President Emmanuel Macron of France is to place the environment at the heart of his European election manifesto as his party seeks to overtake the far-Right and drum up interest in a faltering campaign just three weeks before the crunch vote.
The outspoken Europhile is banking on coming first in the May 26 election for the European Parliament to prove that the “yellow vest” political crisis of the past six months is now behind him and that his plans for an EU “renaissance” are not dead in the water.
Polls suggest he is running neck and neck with Marine Le Pen’s National Rally, both on around 22 per cent, with some placing her up to two points in the lead.
His Republic on the Move party, which has named its European election campaign "Renaissance", was due to is due to unveil its manifesto on Thursday but the 79-point plan was leaked to French media ahead of time.
Among these is a pledge to rule out trade deals with countries which are not signed up to the Paris climate accord, chief among them America after Donald Trump pulled out calling it “bad” for the country. France issued the same objection last month but failed to stop the EU agreeing to start trade talks on industrial goods.
Other green measures include investing “at least a thousand billion euros” in developing “clean energy and transport, to renovate housing and support workers in sectors under transition” by 2024, as well a creating a “European climate bank” to channel EU savings towards the green economy and slapping a carbon tax on EU imports.
Environment issues featured low in Mr Macron’s presidential campaign. He scored plaudits after the election for promising to “make our planet great again” only to suffer a major blow when his environment minister resigned last autumn accusing the government of green washing. He was then accused of punishing poor motorists by slapping a new green tax on diesel and petrol, a move that helped ignite the yellow vest revolt.
In a sign of his green swing, Mr Macron placed the former head of WWF France, Pascal Canfin number two on his EU election list.
Analysts at Teneo Intelligence said: “Macron relies heavily on new, urban, pro-EU middle-class voters…These voters also care for the environment while strongly opposing U.S. President Donald Trump on ideational (sic) grounds.”
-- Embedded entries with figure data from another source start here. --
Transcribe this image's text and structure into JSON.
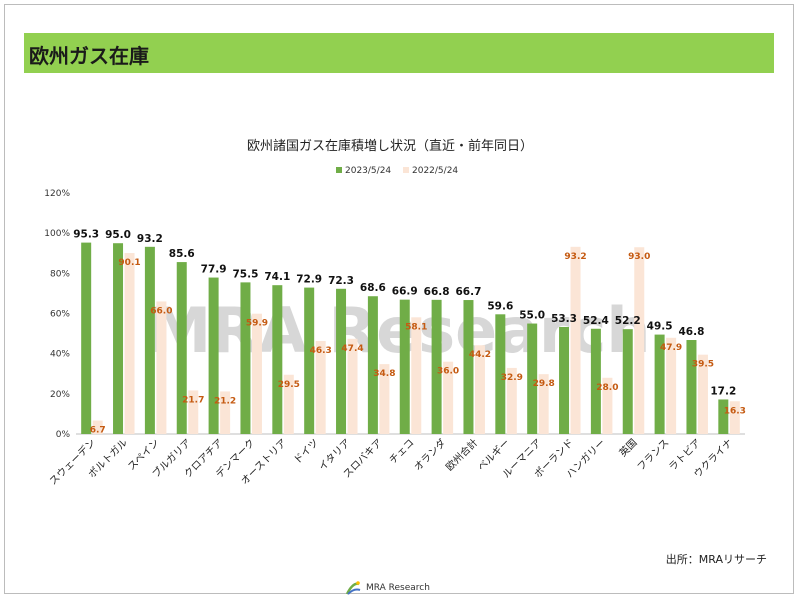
{
  "header": {
    "title": "欧州ガス在庫"
  },
  "watermark": "MRA Research",
  "source": "出所：MRAリサーチ",
  "logo": {
    "text": "MRA Research"
  },
  "colors": {
    "header": "#92d050",
    "series1": "#70ad47",
    "series2": "#fbe5d6",
    "label2": "#c55a11"
  },
  "chart_data": {
    "type": "bar",
    "title": "欧州諸国ガス在庫積増し状況（直近・前年同日）",
    "categories": [
      "スウェーデン",
      "ポルトガル",
      "スペイン",
      "ブルガリア",
      "クロアチア",
      "デンマーク",
      "オーストリア",
      "ドイツ",
      "イタリア",
      "スロバキア",
      "チェコ",
      "オランダ",
      "欧州合計",
      "ベルギー",
      "ルーマニア",
      "ポーランド",
      "ハンガリー",
      "英国",
      "フランス",
      "ラトビア",
      "ウクライナ"
    ],
    "series": [
      {
        "name": "2023/5/24",
        "values": [
          95.3,
          95.0,
          93.2,
          85.6,
          77.9,
          75.5,
          74.1,
          72.9,
          72.3,
          68.6,
          66.9,
          66.8,
          66.7,
          59.6,
          55.0,
          53.3,
          52.4,
          52.2,
          49.5,
          46.8,
          17.2
        ]
      },
      {
        "name": "2022/5/24",
        "values": [
          6.7,
          90.1,
          66.0,
          21.7,
          21.2,
          59.9,
          29.5,
          46.3,
          47.4,
          34.8,
          58.1,
          36.0,
          44.2,
          32.9,
          29.8,
          93.2,
          28.0,
          93.0,
          47.9,
          39.5,
          16.3
        ]
      }
    ],
    "yticks": [
      "0%",
      "20%",
      "40%",
      "60%",
      "80%",
      "100%",
      "120%"
    ],
    "ylim": [
      0,
      120
    ],
    "legend": "top-center",
    "grid": false
  }
}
Other manifesto measures include taxing digital giants, “advancing towards a European army” and launching a major conference to decide which EU countries wish to forge ahead with deeper integration.
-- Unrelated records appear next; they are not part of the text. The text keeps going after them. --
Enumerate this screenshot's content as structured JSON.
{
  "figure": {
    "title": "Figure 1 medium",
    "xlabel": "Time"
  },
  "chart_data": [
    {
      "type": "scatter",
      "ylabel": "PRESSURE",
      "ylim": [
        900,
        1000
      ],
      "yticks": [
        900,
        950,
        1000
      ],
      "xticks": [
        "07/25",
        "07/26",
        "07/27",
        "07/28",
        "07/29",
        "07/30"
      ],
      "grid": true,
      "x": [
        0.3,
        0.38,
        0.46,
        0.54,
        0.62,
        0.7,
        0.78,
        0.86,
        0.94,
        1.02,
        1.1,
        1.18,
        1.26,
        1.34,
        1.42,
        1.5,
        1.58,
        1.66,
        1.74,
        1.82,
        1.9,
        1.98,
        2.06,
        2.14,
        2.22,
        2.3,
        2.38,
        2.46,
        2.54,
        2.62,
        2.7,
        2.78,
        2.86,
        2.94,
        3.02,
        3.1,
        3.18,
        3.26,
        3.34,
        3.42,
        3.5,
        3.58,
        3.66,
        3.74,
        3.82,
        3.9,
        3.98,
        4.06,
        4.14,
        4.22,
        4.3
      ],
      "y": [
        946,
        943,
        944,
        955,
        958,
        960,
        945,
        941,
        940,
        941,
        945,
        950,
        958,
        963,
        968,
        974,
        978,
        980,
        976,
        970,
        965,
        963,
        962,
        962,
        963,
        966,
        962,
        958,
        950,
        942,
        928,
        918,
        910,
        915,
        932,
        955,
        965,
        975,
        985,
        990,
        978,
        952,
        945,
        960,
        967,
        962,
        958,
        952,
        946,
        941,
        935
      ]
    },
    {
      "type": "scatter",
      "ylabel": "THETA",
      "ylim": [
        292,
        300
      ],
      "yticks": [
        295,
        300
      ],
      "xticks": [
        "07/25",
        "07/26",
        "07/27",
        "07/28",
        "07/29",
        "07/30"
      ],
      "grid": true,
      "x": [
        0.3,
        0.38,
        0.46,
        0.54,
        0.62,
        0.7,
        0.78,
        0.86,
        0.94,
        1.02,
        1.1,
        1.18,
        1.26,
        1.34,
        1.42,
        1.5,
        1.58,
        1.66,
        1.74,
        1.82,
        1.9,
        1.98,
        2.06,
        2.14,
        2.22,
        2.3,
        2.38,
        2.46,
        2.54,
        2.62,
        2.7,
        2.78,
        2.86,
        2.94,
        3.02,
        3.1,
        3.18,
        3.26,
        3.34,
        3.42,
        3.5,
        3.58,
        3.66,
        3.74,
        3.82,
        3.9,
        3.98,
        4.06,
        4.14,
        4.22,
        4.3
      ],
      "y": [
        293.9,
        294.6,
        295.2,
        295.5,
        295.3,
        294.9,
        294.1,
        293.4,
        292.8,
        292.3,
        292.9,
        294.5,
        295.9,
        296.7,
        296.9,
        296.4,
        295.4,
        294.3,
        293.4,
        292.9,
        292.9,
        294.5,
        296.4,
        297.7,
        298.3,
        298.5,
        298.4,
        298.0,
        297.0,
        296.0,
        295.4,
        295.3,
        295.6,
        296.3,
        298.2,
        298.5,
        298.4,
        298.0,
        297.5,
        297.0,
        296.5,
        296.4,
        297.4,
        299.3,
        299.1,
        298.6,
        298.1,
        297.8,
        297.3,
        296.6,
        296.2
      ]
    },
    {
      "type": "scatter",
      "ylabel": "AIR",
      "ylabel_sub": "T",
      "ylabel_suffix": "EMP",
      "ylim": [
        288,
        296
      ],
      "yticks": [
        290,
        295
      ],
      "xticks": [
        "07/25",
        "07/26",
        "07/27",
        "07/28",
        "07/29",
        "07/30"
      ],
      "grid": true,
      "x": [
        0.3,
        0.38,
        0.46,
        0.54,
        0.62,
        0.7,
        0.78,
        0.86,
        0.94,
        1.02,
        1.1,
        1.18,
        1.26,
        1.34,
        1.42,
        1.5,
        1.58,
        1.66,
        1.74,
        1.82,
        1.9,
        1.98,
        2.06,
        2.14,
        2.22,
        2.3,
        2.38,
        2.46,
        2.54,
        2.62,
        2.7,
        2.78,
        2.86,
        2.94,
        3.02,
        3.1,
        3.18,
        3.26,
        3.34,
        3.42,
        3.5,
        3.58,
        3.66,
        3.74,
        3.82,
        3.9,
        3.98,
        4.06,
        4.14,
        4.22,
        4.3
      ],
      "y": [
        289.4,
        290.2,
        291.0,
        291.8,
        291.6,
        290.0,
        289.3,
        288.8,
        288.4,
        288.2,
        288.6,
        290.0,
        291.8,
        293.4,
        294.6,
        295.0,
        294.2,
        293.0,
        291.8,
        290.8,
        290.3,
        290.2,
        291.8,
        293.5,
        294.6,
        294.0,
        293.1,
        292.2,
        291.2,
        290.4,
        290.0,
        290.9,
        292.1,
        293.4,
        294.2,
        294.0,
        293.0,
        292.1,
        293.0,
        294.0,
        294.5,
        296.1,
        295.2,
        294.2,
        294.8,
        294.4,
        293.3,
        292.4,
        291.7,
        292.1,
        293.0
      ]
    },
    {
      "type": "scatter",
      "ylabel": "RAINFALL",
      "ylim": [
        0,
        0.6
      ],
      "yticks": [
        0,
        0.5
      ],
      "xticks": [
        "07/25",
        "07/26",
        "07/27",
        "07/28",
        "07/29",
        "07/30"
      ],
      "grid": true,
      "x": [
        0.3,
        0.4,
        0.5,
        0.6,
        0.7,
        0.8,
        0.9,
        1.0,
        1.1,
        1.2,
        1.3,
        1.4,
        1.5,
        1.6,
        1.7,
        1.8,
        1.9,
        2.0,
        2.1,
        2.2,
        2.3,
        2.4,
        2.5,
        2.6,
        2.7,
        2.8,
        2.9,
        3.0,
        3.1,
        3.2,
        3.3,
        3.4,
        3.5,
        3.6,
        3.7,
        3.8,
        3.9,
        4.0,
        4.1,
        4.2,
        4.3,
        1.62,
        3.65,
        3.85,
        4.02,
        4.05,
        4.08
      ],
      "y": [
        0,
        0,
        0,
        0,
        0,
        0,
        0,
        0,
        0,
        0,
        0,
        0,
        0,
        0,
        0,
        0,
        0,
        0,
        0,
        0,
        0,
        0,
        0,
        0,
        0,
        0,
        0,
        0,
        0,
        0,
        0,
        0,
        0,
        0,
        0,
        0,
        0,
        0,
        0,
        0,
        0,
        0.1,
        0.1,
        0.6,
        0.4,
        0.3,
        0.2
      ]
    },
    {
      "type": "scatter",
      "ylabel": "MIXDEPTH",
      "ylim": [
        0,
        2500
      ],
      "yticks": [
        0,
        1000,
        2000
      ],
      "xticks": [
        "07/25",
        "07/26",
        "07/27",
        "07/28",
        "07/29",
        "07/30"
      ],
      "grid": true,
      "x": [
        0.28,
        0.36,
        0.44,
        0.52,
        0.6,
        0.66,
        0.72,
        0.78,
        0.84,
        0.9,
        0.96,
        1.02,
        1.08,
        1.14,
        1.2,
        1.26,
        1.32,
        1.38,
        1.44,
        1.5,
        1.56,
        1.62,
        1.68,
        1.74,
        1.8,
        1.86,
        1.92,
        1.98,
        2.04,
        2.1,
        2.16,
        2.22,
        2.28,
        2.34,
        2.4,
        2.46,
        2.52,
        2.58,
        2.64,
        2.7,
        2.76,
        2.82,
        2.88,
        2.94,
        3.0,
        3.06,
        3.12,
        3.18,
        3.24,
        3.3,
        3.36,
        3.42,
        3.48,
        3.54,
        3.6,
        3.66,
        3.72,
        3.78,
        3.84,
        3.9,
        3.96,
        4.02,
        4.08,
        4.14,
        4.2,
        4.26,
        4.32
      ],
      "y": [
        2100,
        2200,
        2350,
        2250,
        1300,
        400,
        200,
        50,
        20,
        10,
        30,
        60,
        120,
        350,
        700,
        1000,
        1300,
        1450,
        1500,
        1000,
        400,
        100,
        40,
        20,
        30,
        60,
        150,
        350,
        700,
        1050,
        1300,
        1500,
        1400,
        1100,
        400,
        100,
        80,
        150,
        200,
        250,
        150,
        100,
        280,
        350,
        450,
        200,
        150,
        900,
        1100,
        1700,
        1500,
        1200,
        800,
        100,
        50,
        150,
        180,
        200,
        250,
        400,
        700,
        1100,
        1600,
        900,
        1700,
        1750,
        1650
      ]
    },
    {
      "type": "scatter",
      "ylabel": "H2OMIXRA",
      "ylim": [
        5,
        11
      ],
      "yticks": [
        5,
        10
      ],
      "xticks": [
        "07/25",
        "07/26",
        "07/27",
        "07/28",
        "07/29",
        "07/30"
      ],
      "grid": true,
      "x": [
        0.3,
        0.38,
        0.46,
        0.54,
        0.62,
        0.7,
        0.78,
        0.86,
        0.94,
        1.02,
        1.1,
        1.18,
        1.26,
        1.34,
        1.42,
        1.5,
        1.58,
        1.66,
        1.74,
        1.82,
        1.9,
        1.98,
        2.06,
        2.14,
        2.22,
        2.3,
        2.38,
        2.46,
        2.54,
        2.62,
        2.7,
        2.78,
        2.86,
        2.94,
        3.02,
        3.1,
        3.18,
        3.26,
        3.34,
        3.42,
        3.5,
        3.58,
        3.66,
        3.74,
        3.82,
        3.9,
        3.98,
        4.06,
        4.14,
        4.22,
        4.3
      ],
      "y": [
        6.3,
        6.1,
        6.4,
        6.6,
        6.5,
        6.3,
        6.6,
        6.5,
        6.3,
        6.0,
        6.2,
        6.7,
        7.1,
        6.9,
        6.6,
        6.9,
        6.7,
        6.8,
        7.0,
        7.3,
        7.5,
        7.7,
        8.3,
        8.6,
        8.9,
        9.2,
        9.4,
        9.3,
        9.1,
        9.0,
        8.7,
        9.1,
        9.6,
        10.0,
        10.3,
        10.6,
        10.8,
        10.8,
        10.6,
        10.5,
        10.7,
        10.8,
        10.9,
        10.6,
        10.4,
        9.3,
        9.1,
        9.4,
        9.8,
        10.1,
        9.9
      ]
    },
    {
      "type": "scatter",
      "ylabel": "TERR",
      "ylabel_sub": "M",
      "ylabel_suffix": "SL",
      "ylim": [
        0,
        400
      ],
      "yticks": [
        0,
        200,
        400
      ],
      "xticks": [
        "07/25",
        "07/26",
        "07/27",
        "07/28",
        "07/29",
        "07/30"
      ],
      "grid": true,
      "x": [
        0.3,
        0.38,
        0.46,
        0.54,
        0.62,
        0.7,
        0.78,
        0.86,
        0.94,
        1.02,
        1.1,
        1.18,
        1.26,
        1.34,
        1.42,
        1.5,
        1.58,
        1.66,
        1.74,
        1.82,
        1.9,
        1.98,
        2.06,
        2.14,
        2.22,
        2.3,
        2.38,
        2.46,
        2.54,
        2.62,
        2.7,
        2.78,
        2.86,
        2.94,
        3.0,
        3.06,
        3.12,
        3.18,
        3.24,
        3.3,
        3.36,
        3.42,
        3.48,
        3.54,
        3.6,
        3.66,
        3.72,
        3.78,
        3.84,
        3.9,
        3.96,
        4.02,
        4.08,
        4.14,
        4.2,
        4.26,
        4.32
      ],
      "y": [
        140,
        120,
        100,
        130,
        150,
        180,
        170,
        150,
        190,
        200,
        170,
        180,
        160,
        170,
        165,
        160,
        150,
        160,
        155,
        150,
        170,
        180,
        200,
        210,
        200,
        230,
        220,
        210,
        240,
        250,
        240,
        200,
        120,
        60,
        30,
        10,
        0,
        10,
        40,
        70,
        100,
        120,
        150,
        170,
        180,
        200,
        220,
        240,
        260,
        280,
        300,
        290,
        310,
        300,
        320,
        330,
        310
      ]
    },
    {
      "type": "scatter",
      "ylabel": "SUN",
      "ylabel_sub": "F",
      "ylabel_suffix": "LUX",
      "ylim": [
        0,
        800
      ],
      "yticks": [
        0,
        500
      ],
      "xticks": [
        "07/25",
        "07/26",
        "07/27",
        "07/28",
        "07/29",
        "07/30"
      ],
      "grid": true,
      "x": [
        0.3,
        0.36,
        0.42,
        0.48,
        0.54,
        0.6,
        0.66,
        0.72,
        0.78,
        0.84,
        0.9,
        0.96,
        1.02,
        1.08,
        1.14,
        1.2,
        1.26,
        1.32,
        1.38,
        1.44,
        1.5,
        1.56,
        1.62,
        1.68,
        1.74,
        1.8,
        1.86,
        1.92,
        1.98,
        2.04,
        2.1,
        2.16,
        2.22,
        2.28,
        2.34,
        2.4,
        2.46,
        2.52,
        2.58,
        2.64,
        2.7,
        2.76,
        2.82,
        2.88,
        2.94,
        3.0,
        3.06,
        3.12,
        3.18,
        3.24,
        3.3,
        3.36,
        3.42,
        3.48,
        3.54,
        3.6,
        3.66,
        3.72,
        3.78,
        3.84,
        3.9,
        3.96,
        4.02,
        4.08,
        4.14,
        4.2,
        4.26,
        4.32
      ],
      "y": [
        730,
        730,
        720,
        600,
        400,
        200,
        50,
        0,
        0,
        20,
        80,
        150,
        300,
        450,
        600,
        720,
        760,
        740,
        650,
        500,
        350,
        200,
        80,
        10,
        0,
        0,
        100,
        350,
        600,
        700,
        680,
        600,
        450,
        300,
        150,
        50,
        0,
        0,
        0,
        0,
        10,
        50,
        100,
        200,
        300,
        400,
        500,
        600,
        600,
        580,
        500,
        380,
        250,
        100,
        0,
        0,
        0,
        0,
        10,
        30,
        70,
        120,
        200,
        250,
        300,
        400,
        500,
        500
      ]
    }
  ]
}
While the official EU election campaign only starts on May 13, candidates have already been touring France and appearing on television.
The Macron camp is suffering from the lacklustre performance of the head of its EU list, Nathalie Loiseau, the former Europe minister, who has made a series of gaffes and underwhelmed during a TV debate.
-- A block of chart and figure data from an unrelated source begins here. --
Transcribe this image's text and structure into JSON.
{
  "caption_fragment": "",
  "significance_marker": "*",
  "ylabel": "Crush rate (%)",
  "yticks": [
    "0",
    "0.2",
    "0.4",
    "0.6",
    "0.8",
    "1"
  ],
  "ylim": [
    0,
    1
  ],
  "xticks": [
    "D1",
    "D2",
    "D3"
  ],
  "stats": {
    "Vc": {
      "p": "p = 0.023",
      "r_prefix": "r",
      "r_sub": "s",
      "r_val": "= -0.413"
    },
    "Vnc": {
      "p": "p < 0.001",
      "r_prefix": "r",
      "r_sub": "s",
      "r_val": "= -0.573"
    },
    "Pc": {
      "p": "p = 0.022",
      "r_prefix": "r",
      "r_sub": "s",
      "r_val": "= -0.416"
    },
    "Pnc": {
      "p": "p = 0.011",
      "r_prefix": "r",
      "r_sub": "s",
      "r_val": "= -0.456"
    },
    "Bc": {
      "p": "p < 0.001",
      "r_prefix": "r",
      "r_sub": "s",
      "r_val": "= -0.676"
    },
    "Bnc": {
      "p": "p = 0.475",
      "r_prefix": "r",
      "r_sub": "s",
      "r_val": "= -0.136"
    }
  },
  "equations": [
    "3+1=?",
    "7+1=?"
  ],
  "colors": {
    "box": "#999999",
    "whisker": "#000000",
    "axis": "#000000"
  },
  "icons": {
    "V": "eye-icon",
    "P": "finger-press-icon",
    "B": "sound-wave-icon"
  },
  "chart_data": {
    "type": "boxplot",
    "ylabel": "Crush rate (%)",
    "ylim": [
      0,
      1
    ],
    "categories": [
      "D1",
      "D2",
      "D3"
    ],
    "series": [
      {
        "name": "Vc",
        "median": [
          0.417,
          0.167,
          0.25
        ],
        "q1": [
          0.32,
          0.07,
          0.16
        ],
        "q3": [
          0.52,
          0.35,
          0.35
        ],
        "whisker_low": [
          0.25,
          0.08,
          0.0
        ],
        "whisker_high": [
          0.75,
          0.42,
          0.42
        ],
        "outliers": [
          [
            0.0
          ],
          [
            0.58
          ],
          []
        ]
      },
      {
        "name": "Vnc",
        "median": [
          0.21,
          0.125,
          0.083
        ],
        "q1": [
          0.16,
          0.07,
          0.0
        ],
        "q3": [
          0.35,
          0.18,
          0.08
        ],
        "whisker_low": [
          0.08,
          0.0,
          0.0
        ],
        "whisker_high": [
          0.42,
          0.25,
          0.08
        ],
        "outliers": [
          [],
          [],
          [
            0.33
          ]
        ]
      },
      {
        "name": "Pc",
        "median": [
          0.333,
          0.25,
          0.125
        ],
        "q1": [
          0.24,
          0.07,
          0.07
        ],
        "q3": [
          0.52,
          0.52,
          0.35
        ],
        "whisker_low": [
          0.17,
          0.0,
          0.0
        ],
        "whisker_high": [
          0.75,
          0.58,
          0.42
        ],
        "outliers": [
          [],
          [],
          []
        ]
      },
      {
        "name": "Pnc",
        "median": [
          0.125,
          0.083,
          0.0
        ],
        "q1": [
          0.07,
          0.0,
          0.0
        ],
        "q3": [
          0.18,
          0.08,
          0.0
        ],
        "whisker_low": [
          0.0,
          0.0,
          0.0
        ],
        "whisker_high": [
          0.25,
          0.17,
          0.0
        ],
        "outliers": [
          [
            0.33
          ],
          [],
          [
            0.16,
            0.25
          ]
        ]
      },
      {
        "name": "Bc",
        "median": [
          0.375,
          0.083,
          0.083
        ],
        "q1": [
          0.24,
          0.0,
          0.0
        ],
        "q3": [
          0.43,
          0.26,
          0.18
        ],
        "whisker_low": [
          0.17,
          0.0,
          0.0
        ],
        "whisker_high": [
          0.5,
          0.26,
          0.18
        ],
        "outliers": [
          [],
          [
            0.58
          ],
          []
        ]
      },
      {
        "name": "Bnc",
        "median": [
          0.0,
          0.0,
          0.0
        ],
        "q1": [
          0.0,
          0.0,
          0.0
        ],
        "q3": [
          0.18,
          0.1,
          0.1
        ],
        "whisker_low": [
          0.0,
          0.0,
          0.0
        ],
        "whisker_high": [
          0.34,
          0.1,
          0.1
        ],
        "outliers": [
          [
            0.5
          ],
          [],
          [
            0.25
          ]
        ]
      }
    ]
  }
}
The prime minister, Edouard Philippe, was drafted in to breathe new life into her campaign at a rally on Monday.
On the other hand, the Le Pen list is being run by a punchy, if inexperienced, 23-year old, Jordan Bardella.
Mr Macron is also taking a hit from the the renascent Right-wing Republicans, whose list leader is a socially conservative, photogenic, Catholic philosopher called François-Xavier Bellamy. A string of “Macron-compatible” centre-Right mayors who the president had hoped to woo, including Nice’s Christian Estrosi, have come out in support of Mr Bellamy who has gained ground in the polls. He is now on around 14 per cent.
Mr Macron is reportedly champing at the bit to get involved himself. On Tuesday night, he made a surprise appearance at a dinner among EU candidates and he may reportedly take part in a campaign rally.
The French president, who appeared on electoral victory night to the strains of Beethoven’s Ode to Joy, the EU anthem, had ambitious plans for greater EU integration with Germany but most of these have failed to progress.
His initial plan to shake up the status quo in the EU parliament by poaching from the main Right and Left groups as he did in France’s National Assembly also looks increasingly shaky.
His vow to fight Euroscepticism and nationalism has placed him on collision course with the likes of Hungary’s Viktor Orban and Italy’s Matteo Salvini while at home his rivals hope to turn the election into a vote against his presidency.